[prev in list] [next in list] [prev in thread] [next in thread]
List: gentoo-dev
Subject: Re: [gentoo-dev] Re: Questions about SystemD and OpenRC
From: "Gregory M. Turner" <gmt () malth ! us>
Date: 2012-08-18 20:50:31
Message-ID: 50300017.20803 () malth ! us
[Download RAW message or body]
On 8/16/2012 6:26 PM, Rich Freeman wrote:
> On Thu, Aug 16, 2012 at 4:05 PM, Michael Mol <mikemol@gmail.com> wrote:
>> The limited-visibility build feature discussed a week or so ago would
>> go a long way in detecting unexpressed build dependencies.
[snip]
> If portage has the
> dependency tree in RAM then you just need to dump all the edb listings
> for those packages plus @system and feed those into sandbox.
> That just requires reading a bunch of text files and no searching, so it
> should be pretty quick.
Portage could hypothetically compile such a list while it crawls the
package dependency tree, but I suspect the cost will not be small as you
predict.
> As far as I can tell the relevant calls to
> check for read access are already being made in sandbox already, and
> obviously they aren't taking forever. We just have to see if the
> search gets slow if the access list has tens of thousands of entries
> (if it does, that is just a simple matter of optimization, but being
> in-RAM I can't see how tens of thousands of entries is going to slow
> down a modern CPU even if it is just an unsorted list).
I appreciate your optimism but I think you're underestimating the cost.
Can't speak for others, but my portage db's churn too much for comfort
as is. Once we start multiplying per-package-dependency iteration by
the files-per-package iteration, that's going to be O(a-shit-load).
Of course, where there's a will there's a way. I'd be surprised if some
kind of delayed-evaluation + caching scheme wouldn't suffice, or,
barring that, perhaps it's time to create an indexed-database-based
drop-in replacement for the current portage db code.
I've enclosed some scripts you may find helpful in looking at the
numbers.
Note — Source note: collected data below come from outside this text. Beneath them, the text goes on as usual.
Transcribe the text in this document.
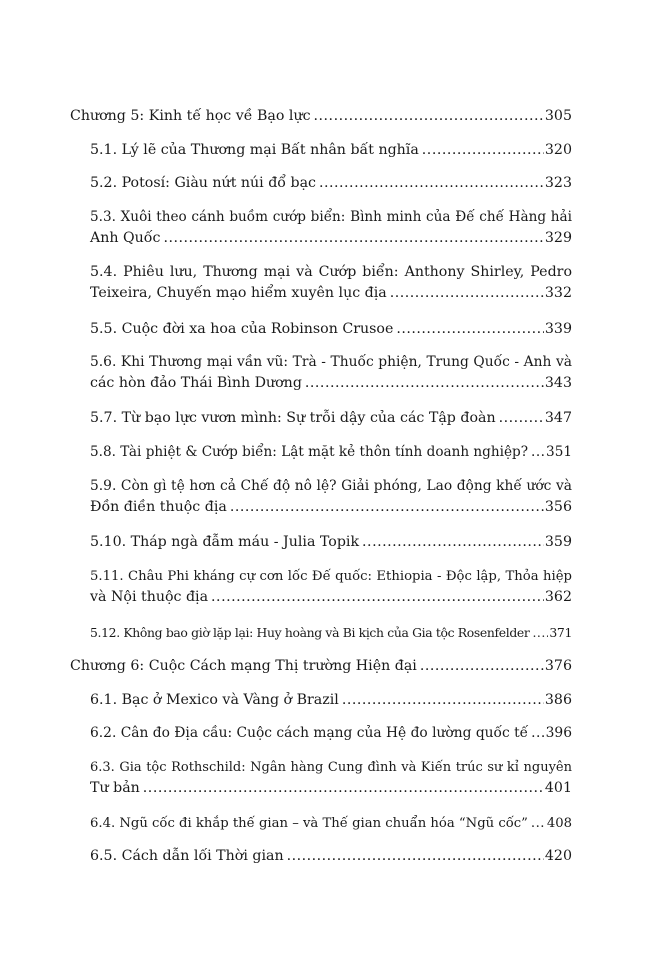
Chương 5: Kinh tế học về Bạo lực .....	305
5.1. Lý lẽ của Thương mại Bất nhân bất nghĩa .....	320
5.2. Potosí: Giàu nứt núi đổ bạc .....	323
5.3. Xuôi theo cánh buồm cướp biển: Bình minh của Đế chế Hàng hải
Anh Quốc .....	329
5.4. Phiêu lưu, Thương mại và Cướp biển: Anthony Shirley, Pedro
Teixeira, Chuyến mạo hiểm xuyên lục địa .....	332
5.5. Cuộc đời xa hoa của Robinson Crusoe .....	339
5.6. Khi Thương mại vần vũ: Trà - Thuốc phiện, Trung Quốc - Anh và
các hòn đảo Thái Bình Dương .....	343
5.7. Từ bạo lực vươn mình: Sự trỗi dậy của các Tập đoàn .....	347
5.8. Tài phiệt & Cướp biển: Lật mặt kẻ thôn tính doanh nghiệp? ..... 351
5.9. Còn gì tệ hơn cả Chế độ nô lệ? Giải phóng, Lao động khế ước và
Đồn điền thuộc địa .....	356
5.10. Tháp ngà đẫm máu - Julia Topik .....	359
5.11. Châu Phi kháng cự cơn lốc Đế quốc: Ethiopia - Độc lập, Thỏa hiệp
và Nội thuộc địa .....	362
5.12. Không bao giờ lặp lại: Huy hoàng và Bi kịch của Gia tộc Rosenfelder ..... 371
Chương 6: Cuộc Cách mạng Thị trường Hiện đại .....	376
6.1. Bạc ở Mexico và Vàng ở Brazil .....	386
6.2. Cân đo Địa cầu: Cuộc cách mạng của Hệ đo lường quốc tế ..... 396
6.3. Gia tộc Rothschild: Ngân hàng Cung đình và Kiến trúc sư kỉ nguyên
Tư bản .....	401
6.4. Ngũ cốc đi khắp thế gian – và Thế gian chuẩn hóa “Ngũ cốc” ..... 408
6.5. Cách dẫn lối Thời gian .....	420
They are kind-of kludgey (originally intended for
in-house-only use and modified for present purposes) but may help shed
some light, if they aren't too buggy, that is...
"dumpworld" slices and dices "emerge -ep" output to provide a list of
atoms in the complete dependency tree of a given list of atoms (add
'@system' to get the complete tree, dumpworld won't do so).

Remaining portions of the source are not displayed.